Hebrew

James A. Landau JJJRLandau at AOL.COM
Wed May 8 03:29:19 UTC 2002


In a message dated 05/07/2002 10:44:42 PM Eastern Daylight Time,
dcamp911 at JUNO.COM writes:

> what [Sharon] is speaking
>  sounds quite different from the Hebrew I have heard in several Orthodox
>  services I have attended.  Is there a significant difference between
>  liturgical Hebrew and colloquial Hebrew?

To start off with, Sharon as an Israeli speaks the Sefardic dialect of
Hebrew, and it is not unlikely that  the Orthodox services you attended were
in the Ashkenazic dialect.  The difference is that a certain Hebrew letter is
/t/ in Sefardic and /s/ in Ashkenazic, and there is a vowel that is /uh/
(short u, probably not a schwa) in Sefardic and frequently /aw/ in
Ashkenazic.

Then within Ashkenazic there are regional variations, e.g. Litvak versus
Galitzianer (Lithuania versus the region around Lvov).  These variations to
my ear are as distinctive as say Brooklyn versus Boston.  However, it is only
among Old-World types that you will hear these variations.

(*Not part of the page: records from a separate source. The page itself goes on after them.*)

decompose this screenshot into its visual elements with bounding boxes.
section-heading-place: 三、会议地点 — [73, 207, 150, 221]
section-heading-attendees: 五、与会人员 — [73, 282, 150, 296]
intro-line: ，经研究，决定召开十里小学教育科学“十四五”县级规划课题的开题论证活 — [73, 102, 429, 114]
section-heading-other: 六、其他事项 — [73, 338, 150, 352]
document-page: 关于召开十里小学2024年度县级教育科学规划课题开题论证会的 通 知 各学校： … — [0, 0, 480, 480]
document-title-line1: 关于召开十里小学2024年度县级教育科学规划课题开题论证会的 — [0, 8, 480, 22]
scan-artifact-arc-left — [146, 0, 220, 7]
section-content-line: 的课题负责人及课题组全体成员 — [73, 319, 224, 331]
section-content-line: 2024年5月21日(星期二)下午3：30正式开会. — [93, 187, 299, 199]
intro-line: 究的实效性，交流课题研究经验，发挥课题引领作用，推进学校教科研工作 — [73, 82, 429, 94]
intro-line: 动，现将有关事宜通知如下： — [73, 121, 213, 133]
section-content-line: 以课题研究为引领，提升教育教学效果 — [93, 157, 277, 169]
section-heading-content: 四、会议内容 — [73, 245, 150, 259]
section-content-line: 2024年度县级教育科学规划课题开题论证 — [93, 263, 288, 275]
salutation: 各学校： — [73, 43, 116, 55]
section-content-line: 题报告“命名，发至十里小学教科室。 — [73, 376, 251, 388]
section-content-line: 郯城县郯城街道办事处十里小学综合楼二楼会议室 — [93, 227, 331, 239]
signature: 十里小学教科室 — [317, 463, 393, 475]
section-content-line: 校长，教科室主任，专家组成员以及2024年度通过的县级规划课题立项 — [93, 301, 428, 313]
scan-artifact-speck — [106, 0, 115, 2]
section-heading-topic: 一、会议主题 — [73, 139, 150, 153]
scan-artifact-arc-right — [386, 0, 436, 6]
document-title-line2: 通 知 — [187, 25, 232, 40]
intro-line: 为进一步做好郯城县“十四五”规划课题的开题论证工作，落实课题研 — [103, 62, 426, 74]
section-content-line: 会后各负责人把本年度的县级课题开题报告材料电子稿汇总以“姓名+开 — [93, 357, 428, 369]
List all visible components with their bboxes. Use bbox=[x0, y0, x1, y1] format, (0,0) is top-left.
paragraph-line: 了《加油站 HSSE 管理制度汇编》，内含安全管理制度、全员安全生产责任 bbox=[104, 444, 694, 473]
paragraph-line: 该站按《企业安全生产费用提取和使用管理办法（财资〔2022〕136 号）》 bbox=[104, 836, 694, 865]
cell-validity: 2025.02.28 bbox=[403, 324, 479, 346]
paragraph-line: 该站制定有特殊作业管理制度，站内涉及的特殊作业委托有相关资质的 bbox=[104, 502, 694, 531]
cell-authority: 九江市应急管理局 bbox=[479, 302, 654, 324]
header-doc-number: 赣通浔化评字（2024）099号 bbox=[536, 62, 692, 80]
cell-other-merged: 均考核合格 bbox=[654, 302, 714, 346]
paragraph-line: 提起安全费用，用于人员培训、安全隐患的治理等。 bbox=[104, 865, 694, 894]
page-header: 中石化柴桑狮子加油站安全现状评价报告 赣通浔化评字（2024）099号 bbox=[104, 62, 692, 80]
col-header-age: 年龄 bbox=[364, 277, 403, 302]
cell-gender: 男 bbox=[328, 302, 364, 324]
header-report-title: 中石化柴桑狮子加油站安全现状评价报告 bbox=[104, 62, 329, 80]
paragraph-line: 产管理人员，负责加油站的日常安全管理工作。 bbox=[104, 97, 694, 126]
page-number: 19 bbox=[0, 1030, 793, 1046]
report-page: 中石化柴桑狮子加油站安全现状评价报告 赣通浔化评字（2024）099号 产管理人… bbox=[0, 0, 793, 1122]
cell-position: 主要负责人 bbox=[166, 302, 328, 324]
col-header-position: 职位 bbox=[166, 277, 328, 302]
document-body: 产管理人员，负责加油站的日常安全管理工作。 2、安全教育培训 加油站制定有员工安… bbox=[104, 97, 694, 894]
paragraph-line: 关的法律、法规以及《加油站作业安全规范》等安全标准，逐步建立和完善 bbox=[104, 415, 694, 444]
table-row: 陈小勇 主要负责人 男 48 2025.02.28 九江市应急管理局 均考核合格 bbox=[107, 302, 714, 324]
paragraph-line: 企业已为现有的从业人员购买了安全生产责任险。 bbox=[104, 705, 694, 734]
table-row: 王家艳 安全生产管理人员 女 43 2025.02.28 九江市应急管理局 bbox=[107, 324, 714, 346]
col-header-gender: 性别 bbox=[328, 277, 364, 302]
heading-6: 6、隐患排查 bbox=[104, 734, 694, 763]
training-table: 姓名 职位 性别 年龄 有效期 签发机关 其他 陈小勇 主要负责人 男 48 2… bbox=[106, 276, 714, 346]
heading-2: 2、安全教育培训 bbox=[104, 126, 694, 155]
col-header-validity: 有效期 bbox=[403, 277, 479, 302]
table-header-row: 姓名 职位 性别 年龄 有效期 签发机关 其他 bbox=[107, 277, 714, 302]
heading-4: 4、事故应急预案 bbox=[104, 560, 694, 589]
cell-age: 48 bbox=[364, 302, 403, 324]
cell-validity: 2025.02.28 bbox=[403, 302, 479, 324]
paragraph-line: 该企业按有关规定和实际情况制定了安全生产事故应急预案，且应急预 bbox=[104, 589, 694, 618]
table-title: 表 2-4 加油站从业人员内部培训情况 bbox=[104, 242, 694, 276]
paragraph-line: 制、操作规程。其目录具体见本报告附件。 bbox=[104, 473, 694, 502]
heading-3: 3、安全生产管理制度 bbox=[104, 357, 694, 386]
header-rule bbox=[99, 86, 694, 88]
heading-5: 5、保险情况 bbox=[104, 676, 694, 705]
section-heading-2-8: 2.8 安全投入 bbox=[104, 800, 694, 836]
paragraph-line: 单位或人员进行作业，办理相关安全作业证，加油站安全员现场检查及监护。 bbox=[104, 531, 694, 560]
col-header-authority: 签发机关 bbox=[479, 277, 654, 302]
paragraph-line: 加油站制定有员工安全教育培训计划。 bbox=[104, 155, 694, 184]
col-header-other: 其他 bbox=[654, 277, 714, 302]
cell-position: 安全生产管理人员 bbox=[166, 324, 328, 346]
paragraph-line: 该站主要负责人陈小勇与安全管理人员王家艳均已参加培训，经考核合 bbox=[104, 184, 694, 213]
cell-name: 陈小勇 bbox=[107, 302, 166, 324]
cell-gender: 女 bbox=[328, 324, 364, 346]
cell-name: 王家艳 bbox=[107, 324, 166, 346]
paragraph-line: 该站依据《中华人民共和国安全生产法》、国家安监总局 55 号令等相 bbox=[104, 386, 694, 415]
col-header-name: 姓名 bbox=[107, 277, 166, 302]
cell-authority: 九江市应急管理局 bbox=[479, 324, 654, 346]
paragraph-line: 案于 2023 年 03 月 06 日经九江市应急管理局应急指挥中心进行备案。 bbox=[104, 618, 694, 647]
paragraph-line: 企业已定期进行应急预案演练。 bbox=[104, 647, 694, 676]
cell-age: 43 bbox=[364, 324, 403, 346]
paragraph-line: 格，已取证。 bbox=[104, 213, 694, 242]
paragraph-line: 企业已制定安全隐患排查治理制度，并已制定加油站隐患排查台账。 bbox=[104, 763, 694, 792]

I think that what happens is that liturgical Hebrew is nobody's native
language (a perhaps self-obvious statement,  since if Hebrew is your native
language then by definition it is not "merely" your litugrical language.)
Hence children learning Hebrew for services will pronunce it with the same
phonemes as s/he uses for his birth language.  Since the birth language in
Europe was usually Yiddish, I imagine that the various flavors of Ashkenazic
pretty much reflect regional variations in Yiddish.

Imagine someone unfamiliar with English listening to an English-language to
you (you are a native speaker of English, aren't you?) taliking with an
Israeli who speaks English with a definite Israeli accent.  This observer
would probably notice the same qualiity of difference as you noticed between
the liturgists and General Sharon.

     James A. Landau

P.S.  Quite aside from whatever you think of Sharon's policies:  If I
remember correctly, he was a student of Oriental philosophy before he got
sidetracked into the military, and by an odd coincidence his most noted
victory was at "the Battle of the Chinese Farm" (where he defeated the
Egyptians by attacking them with his rearguard).